Soon other crows got wind of this and began to hang out on the ledge. A jackdaw came to the window and pretended to be my crow, with coquettish glances into the apartment to see if I was watching. I was not fooled.

It was easy to tell the difference between random corvids and my crow, because he was the only one who stood there and stared at me through the window. Also, he was not a jackdaw.

I named him Gary.

We had a rough relationship moment when I had a Zoom conference first thing in the morning. I sat down at the computer with a nice blouse on over my pyjamas and was happily explaining something when I saw Gary out of the corner of my eye. I motioned in the universal gesture for “just a minute, I’m on a call” but Gary didn’t seem to understand. I spent the rest of the meeting desperately trying not to make eye contact with a crow standing at my window looking increasingly puffed up and angry.

Since then, Gary and I have fallen into a routine. In the morning, around 8:30, I make a coffee and sit down at the computer. Gary walks along the ledge and stares at me. He watches me get the food out of the drawer and walk out the far side of the flat to the terrace. His partner, who I have named Pippin, stays on the opposite side of the ledge, perfectly positioned to see me come around the corner.  I put two pieces of kibble out immediately, so that Gary and Pippin are guaranteed at least a snack; as I walk past, they fly over and grab them. Then I place a large handful of kibble on the ledge near my window. As I back away,  a scrum of crows and jackdaws  descend, trying to pick up as much kibble as possible before I return to my desk.

Gary wades in like a mob boss, threatening the others until he has more kibble than he can comfortably carry away. Once I sit down, the birds scatter and Gary and Pippin collect the last crumbs at their leisure.

One morning, Pippin showed up without Gary. I looked out and saw Gary at the far end of the terrace, watching. I imagined that morning’s argument between them. “No, I always ask, you go this time. All you have to do is look at her.” Pippin peered at me but then quickly turned away when I looked back, as if to say, I’m not asking you for food or anything; this is just a particularly nice bit of ledge. I didn’t even notice you were there, honest. I took out a handful of kibble and half a dozen corvids vacuumed it up. But then, a couple of hours later, Gary showed up on the ledge and glared. Was he hungry again? Or had I been tricked? I can’t tell the crows apart at the best of time, so although that morning it had looked like Gary in the distance, now I wasn’t sure. Did Pippin maybe have a new feathered friend-with-benefits on the side?

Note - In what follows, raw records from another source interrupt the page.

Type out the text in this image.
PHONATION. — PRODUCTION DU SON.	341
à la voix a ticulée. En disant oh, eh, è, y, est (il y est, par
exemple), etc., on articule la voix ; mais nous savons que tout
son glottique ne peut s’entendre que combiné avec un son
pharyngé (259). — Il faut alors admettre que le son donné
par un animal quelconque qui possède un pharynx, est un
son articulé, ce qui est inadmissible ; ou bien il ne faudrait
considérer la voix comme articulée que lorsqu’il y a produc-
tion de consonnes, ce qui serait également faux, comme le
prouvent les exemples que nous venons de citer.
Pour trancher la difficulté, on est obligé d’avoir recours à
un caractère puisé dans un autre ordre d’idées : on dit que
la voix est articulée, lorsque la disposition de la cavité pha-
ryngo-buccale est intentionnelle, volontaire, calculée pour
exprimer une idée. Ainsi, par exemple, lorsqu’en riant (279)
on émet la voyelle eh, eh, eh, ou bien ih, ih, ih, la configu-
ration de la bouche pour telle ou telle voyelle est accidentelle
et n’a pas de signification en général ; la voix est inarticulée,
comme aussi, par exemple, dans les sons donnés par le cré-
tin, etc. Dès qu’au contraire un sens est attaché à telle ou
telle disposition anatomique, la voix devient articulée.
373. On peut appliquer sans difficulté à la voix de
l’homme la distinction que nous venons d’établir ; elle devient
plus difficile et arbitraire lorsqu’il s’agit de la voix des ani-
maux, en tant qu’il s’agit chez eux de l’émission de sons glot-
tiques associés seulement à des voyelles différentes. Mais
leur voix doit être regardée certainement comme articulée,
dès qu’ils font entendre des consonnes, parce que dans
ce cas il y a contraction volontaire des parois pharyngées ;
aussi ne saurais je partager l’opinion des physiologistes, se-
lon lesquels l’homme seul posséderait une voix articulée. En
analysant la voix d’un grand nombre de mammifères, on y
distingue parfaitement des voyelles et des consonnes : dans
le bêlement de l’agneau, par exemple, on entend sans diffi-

I was getting much too involved in crow politics.

The crows started cawing when I opened my curtains in the morning, alert to the idea that food might be coming soon. I’d hear crows calling when I walked through town and couldn’t shake the idea that they were all talking about me.  One night, I stepped out on the terrace to watch the sunset and found that the crows had gathered for roosting on the roof next to mine.

As I watched hundreds of crows circle and gather, I considered that perhaps letting Gary see where I kept the kibble had been a bad move.

When does a murder become a massacre?

But now it’s getting really out of hand.

This morning, I wake up at five am and crawl out of bed, miserable and out of sorts. At seven, still dark in this part of the world, I give up on being productive and go back to bed. It’s 10:30 before I get up again. I turn on the computer and see Gary pacing back and forth on the ledge. I nod to him in acknowledgement but first go to make my coffee.

I’m not sure what made me glance towards the living room window. Gary is right there, peering into the apartment, trying to see what I’m doing. Shaken, I dump my mug on my desk and go to the drawer with the food. Gary caws to the others to let them know. Note: I am still inside. My movements in my apartment are now being reported on to the greater corvid collective.

If you don’t hear from me again, you know who to blame.